Stay Alert: Drowsy Driving a Big Issue On Roadways
January 4, 2019
Driving drowsy is no joke.
Each year, about 168 million, or 60 percent of the U.S. population claims to have driven a car while drowsy, according to a National Sleep Foundation poll. What’s even more frightening? More than one-third of drivers reported ‘nodding off’ behind the wheel, with 13 percent saying it had happened to them in the past month.
On the road, commercial truck drivers have seen their fair share of accidents caused by drifting cars. Or have seen a car on a freeway median (yup, that person likely nodded off and drifted off the road). With high rates of drowsy drivers sharing the road with other impaired drivers (drunk or on drugs) truck drivers have to be ultra-aware of their surrounding so that if a car swerves or drifts in front of them, they can make the necessary maneuvers to avoid a serious accident.
All it takes is a split second for someone to close his or her eyes and the vehicle veers off the road. The National Highway Traffic Safety Administration (NHTSA) estimates that 72,000 accidents are caused by driver fatigue each year, causing 44,000 injuries and around 800 deaths.

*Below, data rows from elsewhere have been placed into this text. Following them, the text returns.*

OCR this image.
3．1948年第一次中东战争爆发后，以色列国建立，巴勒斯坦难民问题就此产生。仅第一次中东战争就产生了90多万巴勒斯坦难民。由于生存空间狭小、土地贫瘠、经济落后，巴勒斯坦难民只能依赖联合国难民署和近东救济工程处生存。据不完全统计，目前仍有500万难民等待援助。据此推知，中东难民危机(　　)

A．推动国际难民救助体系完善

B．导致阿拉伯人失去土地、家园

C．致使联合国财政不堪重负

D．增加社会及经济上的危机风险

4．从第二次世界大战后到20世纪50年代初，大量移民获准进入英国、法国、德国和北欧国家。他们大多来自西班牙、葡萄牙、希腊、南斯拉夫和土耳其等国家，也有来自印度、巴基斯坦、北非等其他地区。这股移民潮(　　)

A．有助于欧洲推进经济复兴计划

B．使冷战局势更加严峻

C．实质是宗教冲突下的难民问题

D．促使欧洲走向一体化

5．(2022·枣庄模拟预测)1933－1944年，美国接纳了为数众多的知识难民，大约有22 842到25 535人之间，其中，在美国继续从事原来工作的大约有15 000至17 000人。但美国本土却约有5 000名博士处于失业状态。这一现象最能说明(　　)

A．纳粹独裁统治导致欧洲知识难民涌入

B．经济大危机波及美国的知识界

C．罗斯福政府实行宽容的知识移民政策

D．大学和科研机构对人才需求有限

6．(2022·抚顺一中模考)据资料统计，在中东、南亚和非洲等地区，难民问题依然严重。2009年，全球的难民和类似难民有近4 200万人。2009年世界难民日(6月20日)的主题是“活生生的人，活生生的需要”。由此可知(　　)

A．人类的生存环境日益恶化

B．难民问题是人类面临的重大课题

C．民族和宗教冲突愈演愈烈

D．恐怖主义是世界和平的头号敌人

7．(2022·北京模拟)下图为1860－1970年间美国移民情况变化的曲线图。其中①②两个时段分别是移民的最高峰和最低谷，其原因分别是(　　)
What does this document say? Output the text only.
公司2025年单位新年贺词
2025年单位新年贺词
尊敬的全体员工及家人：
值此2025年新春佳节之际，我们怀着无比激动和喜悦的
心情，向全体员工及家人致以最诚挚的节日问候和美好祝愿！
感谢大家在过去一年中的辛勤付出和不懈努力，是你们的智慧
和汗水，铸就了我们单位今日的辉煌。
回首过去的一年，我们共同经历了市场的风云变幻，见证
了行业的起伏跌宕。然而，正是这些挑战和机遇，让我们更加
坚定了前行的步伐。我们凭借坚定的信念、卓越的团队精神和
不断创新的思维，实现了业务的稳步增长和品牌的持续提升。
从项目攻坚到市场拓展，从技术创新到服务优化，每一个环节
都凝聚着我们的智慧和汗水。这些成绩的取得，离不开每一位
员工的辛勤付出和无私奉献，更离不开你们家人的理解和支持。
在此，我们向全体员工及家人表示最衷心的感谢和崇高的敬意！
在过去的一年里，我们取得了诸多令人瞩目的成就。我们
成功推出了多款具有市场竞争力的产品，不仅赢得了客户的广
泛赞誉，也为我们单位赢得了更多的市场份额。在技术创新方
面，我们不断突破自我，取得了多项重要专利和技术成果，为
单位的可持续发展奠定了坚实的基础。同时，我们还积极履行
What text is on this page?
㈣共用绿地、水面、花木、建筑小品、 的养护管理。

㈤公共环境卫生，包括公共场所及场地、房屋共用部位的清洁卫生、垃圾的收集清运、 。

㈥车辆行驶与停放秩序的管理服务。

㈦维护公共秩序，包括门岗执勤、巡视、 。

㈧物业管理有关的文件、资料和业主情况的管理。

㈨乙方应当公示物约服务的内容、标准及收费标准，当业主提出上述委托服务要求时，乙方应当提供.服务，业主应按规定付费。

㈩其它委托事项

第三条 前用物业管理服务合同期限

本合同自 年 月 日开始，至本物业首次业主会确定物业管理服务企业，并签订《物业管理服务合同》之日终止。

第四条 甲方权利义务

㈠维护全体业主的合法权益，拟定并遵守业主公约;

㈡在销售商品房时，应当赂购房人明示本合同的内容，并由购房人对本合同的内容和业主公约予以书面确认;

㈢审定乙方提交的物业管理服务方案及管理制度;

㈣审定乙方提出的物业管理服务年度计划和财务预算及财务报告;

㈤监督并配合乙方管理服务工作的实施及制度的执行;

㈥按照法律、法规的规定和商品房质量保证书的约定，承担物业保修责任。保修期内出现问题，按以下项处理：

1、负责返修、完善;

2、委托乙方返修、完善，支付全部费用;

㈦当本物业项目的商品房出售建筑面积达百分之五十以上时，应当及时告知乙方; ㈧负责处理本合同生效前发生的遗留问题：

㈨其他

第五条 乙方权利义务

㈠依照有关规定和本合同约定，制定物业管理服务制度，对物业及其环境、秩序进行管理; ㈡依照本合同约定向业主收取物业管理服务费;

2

Commercial drivers aren’t immune. Even with mandated rest periods, there are plenty of reasons for becoming drowsy on the road: a poor night of sleep, driving too long without a break, medicine, medical issues, change in daily routine, etc.
While truck drivers are used to the long hours on the road, they can still be at risk of becoming drowsy. According to the U.S. Department of Transportation, it is estimated that nearly 30 percent of truck drivers suffer from sleep apnea, a condition that can make it difficult to achieve a good night’s sleep.So, what are the signs of drowsiness? Test your knowledge. Here’s some signs provided by Tuck, a company that specializes in promoting better sleep:
- Yawning or blinking frequently — head starts to feel heavy
- Missing traffic signals on familiar roads
- Tailgating other vehicles
- Forgetting the last few miles you’ve driven
- Difficulty thinking clearly (feeling spacey)
- Awareness of your current location — did you miss your exit?
- Losing control of your vehicle
If you’re on the road and start to experience these symptoms, it’s time to take a break, or call it a day. Get off the road and get some shut-eye.
So, what are some tricks to curb these drowsy symptoms in the first place? Tuck shares some tips on how to stay alert on the road.
- First off, try your best to get a good night’s sleep. Being well-rested before you hit the road for the day is the most important factor in setting yourself up for a safe day. Put away your electronics early to help boost your chances for a good nights sleep.
- Chewing gum is a great way to stimulate your senses and increase your attentiveness.
- Listening to energetic music helps increase your energy level. Ditch the Mozart and listen to some AC/DC or other music that will keep you energized.
- See a rest stop? Pull over and simply walk around. Increasing your heart rate is an effective way to combat drowsiness.
- Eat sunflower seeds. When you’re constantly chewing and separating the seeds from the shells with your teeth, your brain is more active.
- Here’s a no brainer, drink a caffeinated product like coffee or tea. It usually takes about 20 minutes for caffeine to kick in though, so plan accordingly.
As Sergeant Phil Esterhaus, from the 1980’s TV show Hill Street Blues would say, “Let’s be careful out there.”